Calculate summary statistics to understand data distribution:

import pandas as pd
import numpy as np

def analyze_dataset(data: pd.DataFrame) -> dict:
    """Generate comprehensive statistical summary.

    Args:
        data: DataFrame to analyze

    Returns:
        Dictionary with statistical metrics
    """
    stats = {
        'shape': data.shape,
        'columns': list(data.columns),
        'dtypes': data.dtypes.to_dict(),
        'missing_values': data.isnull().sum().to_dict(),
        'numeric_summary': {},
        'categorical_summary': {}
    }

    # Numeric columns analysis
    numeric_cols = data.select_dtypes(include=[np.number]).columns
    for col in numeric_cols:
        stats['numeric_summary'][col] = {
            'mean': data[col].mean(),
            'median': data[col].median(),
            'std': data[col].std(),
            'min': data[col].min(),
            'max': data[col].max(),
            'q25': data[col].quantile(0.25),
            'q75': data[col].quantile(0.75),
        }

    # Categorical columns analysis
    categorical_cols = data.select_dtypes(include=['object', 'category']).columns
    for col in categorical_cols:
        stats['categorical_summary'][col] = {
            'unique_values': data[col].nunique(),
            'most_common': data[col].mode().iloc[0] if len(data[col].mode()) > 0 else None,
            'distribution': data[col].value_counts().head(5).to_dict()
        }

    return stats

# Usage
df = pd.read_csv('sales_data.csv')
stats = analyze_dataset(df)
print(f"Dataset shape: {stats['shape']}")
print(f"Missing values: {stats['missing_values']}")

2. Pattern Recognition

Identify trends and patterns in time series or sequential data:

def detect_trend(data: pd.Series) -> dict:
    """Detect trend direction and strength.

    Args:
        data: Time series data

    Returns:
        Dict with trend direction, slope, and R²
    """
    from scipy import stats as sp_stats

    x = np.arange(len(data))
    y = data.values

    # Remove NaN values
    mask = ~np.isnan(y)
    x_clean = x[mask]
    y_clean = y[mask]

    if len(x_clean) < 2:
        return {'trend': 'insufficient_data'}

    # Linear regression
    slope, intercept, r_value, p_value, std_err = sp_stats.linregress(x_clean, y_clean)

    trend = {
        'direction': 'increasing' if slope > 0 else 'decreasing' if slope < 0 else 'flat',
        'slope': slope,
        'r_squared': r_value ** 2,
        'p_value': p_value,
        'significant': p_value < 0.05
    }

    return trend

# Usage
monthly_sales = pd.Series([100, 120, 115, 135, 150, 145, 170, 180])
trend = detect_trend(monthly_sales)
print(f"Trend: {trend['direction']} (R²={trend['r_squared']:.3f})")

3. Anomaly Detection

Find outliers and unusual data points:

def detect_outliers(data: pd.Series, method: str = 'iqr') -> pd.Series:
    """Detect outliers using IQR or Z-score method.

    Args:
        data: Data series to check
        method: 'iqr' (Interquartile Range) or 'zscore'

    Returns:
        Boolean series marking outliers as True
    """
    if method == 'iqr':
        q1 = data.quantile(0.25)
        q3 = data.quantile(0.75)
        iqr = q3 - q1
        lower_bound = q1 - 1.5 * iqr
        upper_bound = q3 + 1.5 * iqr
        outliers = (data < lower_bound) | (data > upper_bound)

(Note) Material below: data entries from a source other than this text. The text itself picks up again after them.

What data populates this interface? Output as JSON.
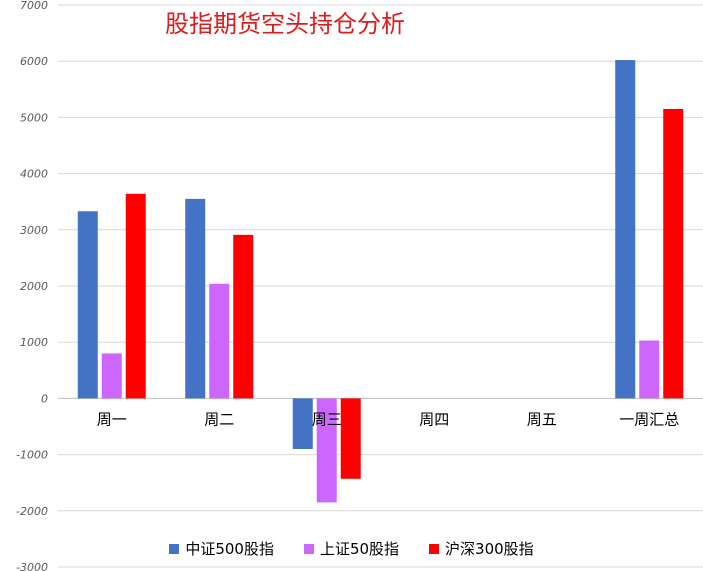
{
  "chart_data": {
    "type": "bar",
    "title": "股指期货空头持仓分析",
    "xlabel": "",
    "ylabel": "",
    "categories": [
      "周一",
      "周二",
      "周三",
      "周四",
      "周五",
      "一周汇总"
    ],
    "series": [
      {
        "name": "中证500股指",
        "color": "#4472c4",
        "values": [
          3330,
          3550,
          -900,
          null,
          null,
          6020
        ]
      },
      {
        "name": "上证50股指",
        "color": "#cc66ff",
        "values": [
          800,
          2040,
          -1850,
          null,
          null,
          1030
        ]
      },
      {
        "name": "沪深300股指",
        "color": "#ff0000",
        "values": [
          3640,
          2910,
          -1430,
          null,
          null,
          5150
        ]
      }
    ],
    "ylim": [
      -3000,
      7000
    ],
    "yticks": [
      -3000,
      -2000,
      -1000,
      0,
      1000,
      2000,
      3000,
      4000,
      5000,
      6000,
      7000
    ],
    "grid": true,
    "legend_position": "bottom"
  }
}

    elif method == 'zscore':
        z_scores = np.abs((data - data.mean()) / data.std())
        outliers = z_scores > 3

    else:
        raise ValueError(f"Unknown method: {method}")

    return outliers

# Usage
prices = pd.Series([100, 105, 102, 110, 500, 108, 103, 107])  # 500 is outlier
outliers = detect_outliers(prices)
print(f"Outliers detected: {prices[outliers].tolist()}")

4. Correlation Analysis

Understand relationships between variables:

def analyze_correlations(data: pd.DataFrame, threshold: float = 0.5) -> dict:
    """Find strong correlations between numeric columns.

    Args:
        data: DataFrame with numeric columns
        threshold: Minimum absolute correlation value

    Returns:
        Dict with correlation matrix and strong correlations
    """
    # Compute correlation matrix
    corr_matrix = data.select_dtypes(include=[np.number]).corr()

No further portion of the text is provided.